Der andere sah mit Erstaunen, was seinem Kameraden passiert war, und wollte mit dem Messer auf mich los. Ich wirbelte einmal – gestützt auf die Rute – um die eigene Achse und erwischte ihn mit einem Fuß an der Schläfe. Er flog 4 Meter durch die Luft, prallte gegen einen Pfeiler und rutschte förmlich an der Säule herab. Dann wurde er kurzzeitig ohnmächtig.
Ich ließ mir Zeit, verstaute meine Geschenke, säuberte noch mal die Vorderlichter meines Porsches und öffnete dann die Fahrertür. Dann beobachtete ich die beiden. Ich wartete, bis der eine aufgehört hatte zu schreien, und der anderer wieder etwas zu sich gekommen war. Belämmert und benebelt schauten mich die beiden an. Sie waren zu schwach, um sich zu erheben. Aus der Nase des ersten tropfte Blut, der zweite schielte.
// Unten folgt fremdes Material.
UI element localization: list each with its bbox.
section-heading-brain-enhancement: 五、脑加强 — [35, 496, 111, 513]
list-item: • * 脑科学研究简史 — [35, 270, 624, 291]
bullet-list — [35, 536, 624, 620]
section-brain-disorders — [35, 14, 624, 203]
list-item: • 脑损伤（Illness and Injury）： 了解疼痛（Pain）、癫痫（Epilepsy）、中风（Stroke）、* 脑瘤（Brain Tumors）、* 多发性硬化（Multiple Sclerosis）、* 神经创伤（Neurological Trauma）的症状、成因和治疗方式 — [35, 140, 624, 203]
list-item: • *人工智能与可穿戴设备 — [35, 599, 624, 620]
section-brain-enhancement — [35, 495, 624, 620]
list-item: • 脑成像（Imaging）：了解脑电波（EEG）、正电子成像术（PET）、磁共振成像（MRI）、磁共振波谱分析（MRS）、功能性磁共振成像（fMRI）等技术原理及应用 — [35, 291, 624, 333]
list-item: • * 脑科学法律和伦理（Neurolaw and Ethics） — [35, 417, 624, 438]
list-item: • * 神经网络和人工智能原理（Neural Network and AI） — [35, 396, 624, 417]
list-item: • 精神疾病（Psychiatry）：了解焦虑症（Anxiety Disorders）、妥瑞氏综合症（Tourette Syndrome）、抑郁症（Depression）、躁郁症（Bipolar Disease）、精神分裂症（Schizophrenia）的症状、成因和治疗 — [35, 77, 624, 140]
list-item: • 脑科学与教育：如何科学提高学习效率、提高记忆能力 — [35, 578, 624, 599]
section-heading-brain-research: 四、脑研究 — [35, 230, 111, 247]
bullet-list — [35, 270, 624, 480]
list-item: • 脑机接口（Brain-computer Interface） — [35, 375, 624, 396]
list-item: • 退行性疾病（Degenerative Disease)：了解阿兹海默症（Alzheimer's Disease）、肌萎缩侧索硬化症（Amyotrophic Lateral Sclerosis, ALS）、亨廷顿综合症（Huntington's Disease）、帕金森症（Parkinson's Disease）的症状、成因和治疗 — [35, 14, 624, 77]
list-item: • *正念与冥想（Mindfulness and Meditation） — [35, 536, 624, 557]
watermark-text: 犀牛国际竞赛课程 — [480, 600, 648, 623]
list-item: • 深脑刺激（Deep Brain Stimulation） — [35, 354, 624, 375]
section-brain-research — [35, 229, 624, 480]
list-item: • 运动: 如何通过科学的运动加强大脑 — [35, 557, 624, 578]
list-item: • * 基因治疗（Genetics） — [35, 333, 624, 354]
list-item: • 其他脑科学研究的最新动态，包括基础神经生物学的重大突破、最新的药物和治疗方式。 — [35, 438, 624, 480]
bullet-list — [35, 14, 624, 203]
„Glaubt ihr wirklich, der Weihnachtsmann ist nicht mehr zeitgemäß?“ fragte ich sie. „Oder er würde nicht mehr mit der Zeit gehen? Lernt mal draus, Jungs, ich muss jetzt zu meinen Rentieren.“
Tja, liebe Leser, ich bin wirklich der Weihnachtsmann. Dank 1500 Jahren Zinserlöse und neuerdings Immobilienfonds kann ich mir sogar einen Porsche leisten. Und weil ich nur einmal im Jahr Arbeit, habe ich auch viel Zeit für Selbstverteidigungskurse..
Eine Frage wird mir aber immer wieder gestellt: Warum ich zum Ausliefern noch meinen Rentierschlitten nehme? Nun ja: Prestige. Nostalgie. Gewohnheit. Und glauben Sie wirklich, man kann mit einem Porsche in einer Nacht eine Milliarde Kinder auf der ganzen Welt besuchen? Bei den heutigen Benzinpreisen?